When you first play through the game, you will be impressed by the transitions and the different scenarios and enemy types the game presents you with. While the surprise factor may diminish in subsequent replays, it still remains fun. You will come across propellers that are driven by hamsters that look like they want to be anywhere but here. You will engage in a battle of wits with fully armored knights. Haunted houses, dodging lava while you try to stay on platforms – Shovel Knight has a lot of charming moments.
You could progress through each level linearly, but that would take half of the joy out of exploring. There are loads of walls that hide treasures and goodies, and finding these are very satisfying. While you might reach a point during the game where you already have enough money to buy everything, and you don’t need the chests anymore, finding these hidden areas is still fun. Shovel Knight also does one other thing all the classic old school games did well – boss fights. Bosses in this game are diverse and challenging. You have to figure out their individual attack patterns and figure out strategies to deal with them. This is the one avenue in the game where you will have to make use of every single item that you are equipped with to ensure victory.

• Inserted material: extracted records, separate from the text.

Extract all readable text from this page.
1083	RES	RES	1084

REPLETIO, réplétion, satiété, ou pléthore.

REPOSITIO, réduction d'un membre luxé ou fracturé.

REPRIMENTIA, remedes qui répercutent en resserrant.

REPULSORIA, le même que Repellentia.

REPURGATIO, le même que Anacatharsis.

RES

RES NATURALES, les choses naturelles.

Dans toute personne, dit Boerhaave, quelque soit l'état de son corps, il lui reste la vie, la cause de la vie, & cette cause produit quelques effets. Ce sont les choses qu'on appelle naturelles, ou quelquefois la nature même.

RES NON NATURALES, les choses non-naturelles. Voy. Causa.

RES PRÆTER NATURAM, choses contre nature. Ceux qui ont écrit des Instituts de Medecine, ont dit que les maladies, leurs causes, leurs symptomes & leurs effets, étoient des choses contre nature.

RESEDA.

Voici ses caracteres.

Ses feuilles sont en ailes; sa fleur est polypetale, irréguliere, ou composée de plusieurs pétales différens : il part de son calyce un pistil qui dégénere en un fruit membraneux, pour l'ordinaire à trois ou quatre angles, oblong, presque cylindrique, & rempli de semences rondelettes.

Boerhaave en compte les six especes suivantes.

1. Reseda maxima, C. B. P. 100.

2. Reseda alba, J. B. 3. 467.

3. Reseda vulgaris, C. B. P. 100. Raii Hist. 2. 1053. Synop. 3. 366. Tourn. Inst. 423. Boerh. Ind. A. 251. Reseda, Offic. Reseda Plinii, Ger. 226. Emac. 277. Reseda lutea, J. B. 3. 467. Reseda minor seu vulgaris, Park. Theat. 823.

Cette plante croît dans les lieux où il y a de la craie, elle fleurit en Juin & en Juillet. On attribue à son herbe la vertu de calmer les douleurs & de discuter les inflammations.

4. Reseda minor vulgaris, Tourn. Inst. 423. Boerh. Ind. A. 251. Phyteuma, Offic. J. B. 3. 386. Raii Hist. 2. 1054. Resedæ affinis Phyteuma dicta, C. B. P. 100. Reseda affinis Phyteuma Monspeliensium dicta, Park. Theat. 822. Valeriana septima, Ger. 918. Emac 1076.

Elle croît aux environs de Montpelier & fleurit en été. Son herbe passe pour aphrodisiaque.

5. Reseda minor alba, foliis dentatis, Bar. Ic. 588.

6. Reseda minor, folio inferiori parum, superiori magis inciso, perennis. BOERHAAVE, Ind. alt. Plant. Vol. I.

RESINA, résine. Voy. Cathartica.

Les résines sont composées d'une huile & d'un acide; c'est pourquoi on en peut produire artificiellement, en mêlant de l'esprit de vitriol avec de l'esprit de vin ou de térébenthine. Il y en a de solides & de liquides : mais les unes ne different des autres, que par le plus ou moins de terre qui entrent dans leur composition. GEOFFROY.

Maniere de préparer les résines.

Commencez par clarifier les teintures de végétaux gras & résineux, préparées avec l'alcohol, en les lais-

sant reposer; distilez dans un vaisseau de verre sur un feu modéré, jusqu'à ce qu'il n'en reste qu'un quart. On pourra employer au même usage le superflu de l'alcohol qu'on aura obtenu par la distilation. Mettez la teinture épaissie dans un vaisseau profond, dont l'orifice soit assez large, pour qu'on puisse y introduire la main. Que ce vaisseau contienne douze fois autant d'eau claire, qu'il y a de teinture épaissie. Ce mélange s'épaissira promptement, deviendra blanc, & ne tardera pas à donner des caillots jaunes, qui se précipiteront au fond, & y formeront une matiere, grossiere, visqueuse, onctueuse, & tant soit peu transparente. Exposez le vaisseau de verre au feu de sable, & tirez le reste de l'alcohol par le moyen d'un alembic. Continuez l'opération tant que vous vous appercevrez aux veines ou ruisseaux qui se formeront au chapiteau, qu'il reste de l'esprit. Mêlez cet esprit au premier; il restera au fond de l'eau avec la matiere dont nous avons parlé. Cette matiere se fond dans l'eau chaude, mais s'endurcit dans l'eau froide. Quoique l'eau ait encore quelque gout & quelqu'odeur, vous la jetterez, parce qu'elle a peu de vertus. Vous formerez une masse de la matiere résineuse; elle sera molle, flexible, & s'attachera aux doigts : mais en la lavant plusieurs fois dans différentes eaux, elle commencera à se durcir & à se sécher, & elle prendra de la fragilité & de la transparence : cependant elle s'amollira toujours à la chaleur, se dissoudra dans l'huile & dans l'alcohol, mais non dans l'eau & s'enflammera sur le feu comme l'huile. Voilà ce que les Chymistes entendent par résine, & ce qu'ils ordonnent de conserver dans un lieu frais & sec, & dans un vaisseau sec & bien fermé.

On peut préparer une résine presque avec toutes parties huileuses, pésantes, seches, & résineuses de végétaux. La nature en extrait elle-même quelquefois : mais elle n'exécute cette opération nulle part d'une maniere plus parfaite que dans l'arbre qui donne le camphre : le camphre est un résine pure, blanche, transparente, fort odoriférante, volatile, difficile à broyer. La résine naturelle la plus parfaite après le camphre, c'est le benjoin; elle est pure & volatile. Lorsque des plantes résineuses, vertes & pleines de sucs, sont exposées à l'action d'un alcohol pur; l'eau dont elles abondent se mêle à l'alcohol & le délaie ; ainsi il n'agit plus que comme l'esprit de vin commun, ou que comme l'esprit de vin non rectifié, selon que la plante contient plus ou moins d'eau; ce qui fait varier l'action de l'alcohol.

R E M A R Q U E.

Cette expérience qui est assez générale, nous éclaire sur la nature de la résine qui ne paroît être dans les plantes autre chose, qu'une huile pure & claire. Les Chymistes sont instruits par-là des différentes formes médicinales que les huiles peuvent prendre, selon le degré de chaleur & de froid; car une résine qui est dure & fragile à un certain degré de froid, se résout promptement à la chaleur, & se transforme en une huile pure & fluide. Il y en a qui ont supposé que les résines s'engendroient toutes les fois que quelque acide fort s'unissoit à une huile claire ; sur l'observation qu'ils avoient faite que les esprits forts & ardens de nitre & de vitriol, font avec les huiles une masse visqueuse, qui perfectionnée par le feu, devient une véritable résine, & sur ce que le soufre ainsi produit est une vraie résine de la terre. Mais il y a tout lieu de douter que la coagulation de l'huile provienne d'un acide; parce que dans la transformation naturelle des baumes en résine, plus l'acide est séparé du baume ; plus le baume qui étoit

Shovel Knight is a testament to good game design. Even if this game was released 20 years ago, it would have been equally fun, and will still probably be fun to play 20 years from today. While the game falls short on additional walkthroughs because you’ve already seen everything, and you know what to do to survive. Some of the games that it derives inspiration from remained equally fun no matter how many times you played them because there were always different strategies to master. So while Shovel Knight is certainly a fun and charming game, it is by no means a classic.